География событий расширялась до безобразия. Где искать, кого?..
— Касательно ритуала. — Ману на долю секунды умолкла, будто пыталась удержать слова, режущие язык. — Алла говорит, что место не важно… Важна какая-то точка. Своеобразный условный «перекресток перекрестков», где сходятся многие пути. На Юкатане таких точек три, все они в труднодоступных уединенных местах, вне населенных пунктов — выбирай любую. В городе сложно с безлюдным местом, но и в городах такие точки есть.
— Какие такие точки?!
— Не знаю, Антонио. Об этом лучше спросить саму Аллу. Честно скажу — в географии я звезд с неба не хватала никогда.

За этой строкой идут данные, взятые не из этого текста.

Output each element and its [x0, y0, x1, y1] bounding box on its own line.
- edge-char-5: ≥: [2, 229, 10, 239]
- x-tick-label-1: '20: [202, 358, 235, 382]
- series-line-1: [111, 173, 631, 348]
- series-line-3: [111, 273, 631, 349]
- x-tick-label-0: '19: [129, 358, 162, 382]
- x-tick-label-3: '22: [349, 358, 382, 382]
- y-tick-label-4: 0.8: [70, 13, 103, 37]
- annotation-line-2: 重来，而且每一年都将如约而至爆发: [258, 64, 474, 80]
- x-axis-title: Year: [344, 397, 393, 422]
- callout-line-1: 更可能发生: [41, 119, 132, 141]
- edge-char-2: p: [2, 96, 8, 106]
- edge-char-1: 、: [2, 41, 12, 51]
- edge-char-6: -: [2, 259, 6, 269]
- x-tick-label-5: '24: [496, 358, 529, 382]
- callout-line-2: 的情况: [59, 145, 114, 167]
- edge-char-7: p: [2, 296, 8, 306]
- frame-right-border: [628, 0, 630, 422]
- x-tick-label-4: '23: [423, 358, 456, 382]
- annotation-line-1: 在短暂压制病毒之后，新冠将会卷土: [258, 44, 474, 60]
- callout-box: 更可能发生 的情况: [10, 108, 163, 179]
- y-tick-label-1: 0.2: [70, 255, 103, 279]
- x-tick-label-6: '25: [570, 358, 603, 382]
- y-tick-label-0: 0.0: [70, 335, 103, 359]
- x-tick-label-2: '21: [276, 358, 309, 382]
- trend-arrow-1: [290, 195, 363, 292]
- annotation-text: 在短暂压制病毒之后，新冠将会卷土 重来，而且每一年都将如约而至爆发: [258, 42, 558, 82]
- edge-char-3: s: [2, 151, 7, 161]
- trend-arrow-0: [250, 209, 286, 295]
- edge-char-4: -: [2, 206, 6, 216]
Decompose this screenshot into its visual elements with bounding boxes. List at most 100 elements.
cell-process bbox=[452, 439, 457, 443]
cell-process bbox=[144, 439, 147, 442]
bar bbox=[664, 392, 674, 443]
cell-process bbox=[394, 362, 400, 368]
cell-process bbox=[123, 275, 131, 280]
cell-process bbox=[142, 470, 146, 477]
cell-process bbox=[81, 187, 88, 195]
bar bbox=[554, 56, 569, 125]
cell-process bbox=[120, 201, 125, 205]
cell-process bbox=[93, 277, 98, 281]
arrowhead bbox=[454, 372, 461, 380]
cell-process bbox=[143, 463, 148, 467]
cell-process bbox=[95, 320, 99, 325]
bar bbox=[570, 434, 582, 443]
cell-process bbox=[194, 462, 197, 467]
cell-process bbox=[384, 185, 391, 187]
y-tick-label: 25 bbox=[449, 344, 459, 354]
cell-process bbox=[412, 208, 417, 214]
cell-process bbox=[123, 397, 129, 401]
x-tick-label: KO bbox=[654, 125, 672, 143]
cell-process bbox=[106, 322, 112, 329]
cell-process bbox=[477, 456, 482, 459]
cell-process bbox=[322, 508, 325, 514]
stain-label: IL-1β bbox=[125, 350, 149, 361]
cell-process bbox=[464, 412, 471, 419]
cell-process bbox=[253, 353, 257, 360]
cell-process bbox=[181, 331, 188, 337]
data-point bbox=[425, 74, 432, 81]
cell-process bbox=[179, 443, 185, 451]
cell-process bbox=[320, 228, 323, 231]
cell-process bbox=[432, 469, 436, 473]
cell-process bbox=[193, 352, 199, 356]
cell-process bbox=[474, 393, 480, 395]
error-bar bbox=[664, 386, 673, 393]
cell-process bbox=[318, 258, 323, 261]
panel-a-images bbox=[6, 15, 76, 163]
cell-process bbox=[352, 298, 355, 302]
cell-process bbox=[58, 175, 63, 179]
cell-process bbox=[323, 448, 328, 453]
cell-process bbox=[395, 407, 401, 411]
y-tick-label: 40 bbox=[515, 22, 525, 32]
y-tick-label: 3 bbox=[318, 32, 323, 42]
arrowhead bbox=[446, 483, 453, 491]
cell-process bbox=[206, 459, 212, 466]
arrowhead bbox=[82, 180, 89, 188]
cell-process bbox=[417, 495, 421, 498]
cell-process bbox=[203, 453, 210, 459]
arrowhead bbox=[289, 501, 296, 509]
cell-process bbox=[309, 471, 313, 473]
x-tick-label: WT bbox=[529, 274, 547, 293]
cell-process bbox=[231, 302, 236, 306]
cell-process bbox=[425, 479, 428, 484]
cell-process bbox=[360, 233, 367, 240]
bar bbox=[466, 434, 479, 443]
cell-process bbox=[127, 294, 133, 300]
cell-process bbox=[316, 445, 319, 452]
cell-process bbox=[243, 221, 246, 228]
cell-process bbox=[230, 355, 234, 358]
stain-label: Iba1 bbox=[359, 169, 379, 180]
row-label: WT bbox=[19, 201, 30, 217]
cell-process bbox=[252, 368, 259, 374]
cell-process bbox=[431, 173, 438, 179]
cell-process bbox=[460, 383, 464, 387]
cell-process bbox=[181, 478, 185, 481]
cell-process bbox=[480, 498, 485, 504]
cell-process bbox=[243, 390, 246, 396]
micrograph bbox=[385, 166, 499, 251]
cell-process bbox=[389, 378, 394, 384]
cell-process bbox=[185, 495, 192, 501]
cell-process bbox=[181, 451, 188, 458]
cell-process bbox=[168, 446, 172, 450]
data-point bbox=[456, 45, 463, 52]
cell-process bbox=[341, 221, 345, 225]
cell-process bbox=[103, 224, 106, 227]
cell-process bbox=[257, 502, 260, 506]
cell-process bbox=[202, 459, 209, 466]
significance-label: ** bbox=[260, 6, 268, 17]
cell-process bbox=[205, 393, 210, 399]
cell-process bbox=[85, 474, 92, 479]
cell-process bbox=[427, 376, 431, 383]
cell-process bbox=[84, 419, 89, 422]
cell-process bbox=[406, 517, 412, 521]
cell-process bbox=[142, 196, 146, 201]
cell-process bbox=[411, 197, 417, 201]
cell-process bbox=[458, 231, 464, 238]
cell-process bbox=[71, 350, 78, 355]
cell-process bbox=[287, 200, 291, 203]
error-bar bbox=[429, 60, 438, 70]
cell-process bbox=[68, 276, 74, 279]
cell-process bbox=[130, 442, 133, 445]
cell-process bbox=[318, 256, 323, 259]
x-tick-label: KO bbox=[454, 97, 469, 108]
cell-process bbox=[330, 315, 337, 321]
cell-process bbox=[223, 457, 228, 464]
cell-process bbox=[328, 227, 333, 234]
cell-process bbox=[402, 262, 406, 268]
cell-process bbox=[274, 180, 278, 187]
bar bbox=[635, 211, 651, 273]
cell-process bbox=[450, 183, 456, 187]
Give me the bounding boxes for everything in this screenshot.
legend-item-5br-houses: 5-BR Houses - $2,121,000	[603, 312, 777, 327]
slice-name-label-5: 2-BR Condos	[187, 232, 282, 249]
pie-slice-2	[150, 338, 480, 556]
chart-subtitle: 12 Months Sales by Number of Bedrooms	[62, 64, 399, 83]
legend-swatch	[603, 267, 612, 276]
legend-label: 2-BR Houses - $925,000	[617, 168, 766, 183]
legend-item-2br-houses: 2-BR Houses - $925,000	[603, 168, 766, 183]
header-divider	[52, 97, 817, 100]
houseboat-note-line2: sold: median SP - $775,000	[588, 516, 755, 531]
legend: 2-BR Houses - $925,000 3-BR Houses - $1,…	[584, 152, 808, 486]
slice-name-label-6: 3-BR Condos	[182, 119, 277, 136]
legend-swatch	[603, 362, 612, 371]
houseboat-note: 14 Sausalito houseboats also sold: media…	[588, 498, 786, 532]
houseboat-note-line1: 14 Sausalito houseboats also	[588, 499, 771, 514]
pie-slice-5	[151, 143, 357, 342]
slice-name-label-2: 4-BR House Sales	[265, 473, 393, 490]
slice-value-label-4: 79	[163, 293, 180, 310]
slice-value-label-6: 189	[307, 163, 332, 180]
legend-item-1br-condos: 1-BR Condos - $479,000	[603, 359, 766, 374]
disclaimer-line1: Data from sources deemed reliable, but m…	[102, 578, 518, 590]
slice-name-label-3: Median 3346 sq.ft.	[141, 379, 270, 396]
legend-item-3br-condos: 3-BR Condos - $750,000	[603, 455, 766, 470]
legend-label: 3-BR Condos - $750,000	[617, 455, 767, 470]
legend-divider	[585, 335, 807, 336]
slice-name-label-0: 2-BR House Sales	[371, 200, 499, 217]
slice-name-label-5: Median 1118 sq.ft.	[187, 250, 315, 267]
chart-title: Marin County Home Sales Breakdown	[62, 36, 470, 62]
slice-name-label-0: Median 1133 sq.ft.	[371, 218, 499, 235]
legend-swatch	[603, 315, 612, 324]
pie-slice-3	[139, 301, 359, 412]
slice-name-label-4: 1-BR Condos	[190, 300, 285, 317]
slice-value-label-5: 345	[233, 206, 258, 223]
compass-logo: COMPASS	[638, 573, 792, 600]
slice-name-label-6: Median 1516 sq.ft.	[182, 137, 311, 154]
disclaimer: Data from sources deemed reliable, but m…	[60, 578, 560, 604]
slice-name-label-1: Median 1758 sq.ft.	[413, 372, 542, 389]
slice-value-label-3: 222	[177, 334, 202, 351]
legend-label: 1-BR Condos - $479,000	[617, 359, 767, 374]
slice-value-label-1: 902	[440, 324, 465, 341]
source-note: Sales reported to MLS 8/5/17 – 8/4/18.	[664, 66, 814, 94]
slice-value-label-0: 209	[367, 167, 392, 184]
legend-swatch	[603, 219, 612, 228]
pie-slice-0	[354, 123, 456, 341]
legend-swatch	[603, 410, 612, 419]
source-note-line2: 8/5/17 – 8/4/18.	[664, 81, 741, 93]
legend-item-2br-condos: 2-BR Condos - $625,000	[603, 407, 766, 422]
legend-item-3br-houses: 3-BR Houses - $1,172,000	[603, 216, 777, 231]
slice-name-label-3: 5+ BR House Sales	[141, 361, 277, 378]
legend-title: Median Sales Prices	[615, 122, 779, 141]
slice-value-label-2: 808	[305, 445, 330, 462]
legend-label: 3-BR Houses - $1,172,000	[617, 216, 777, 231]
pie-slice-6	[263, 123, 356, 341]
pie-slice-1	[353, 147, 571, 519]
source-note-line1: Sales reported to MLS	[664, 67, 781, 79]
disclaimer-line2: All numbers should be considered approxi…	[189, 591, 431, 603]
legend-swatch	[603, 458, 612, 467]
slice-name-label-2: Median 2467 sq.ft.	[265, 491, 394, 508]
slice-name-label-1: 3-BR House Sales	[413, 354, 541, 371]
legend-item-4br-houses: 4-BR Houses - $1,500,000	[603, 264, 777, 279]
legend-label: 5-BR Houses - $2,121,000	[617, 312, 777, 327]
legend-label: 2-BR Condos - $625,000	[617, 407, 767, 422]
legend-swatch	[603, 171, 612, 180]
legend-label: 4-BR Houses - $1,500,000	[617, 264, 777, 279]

— В такой точке предполагалось твое самоубийство?
— Да. — С натяжкой проговорила женщина.
Оставалось только ломать голову, что за «перекресток» такой. Если Алла внемлет голосу разума и прилетит в Екатеринбург, то надо будет на нее насесть со всей настырностью. То, что проклятую монету могут бросать за плечо на перекрестке дорог (а народная молва наделяет их особыми свойствами — где о судьбе гадают, где самоубийц хоронят), расплачиваясь с темными силами, Антон уже вычитал в сети, облазив кучу специфических ресурсов и переплевавшись от проглоченной дозы суеверий, мракобесия и откровенного (или скрытого) сатанизма.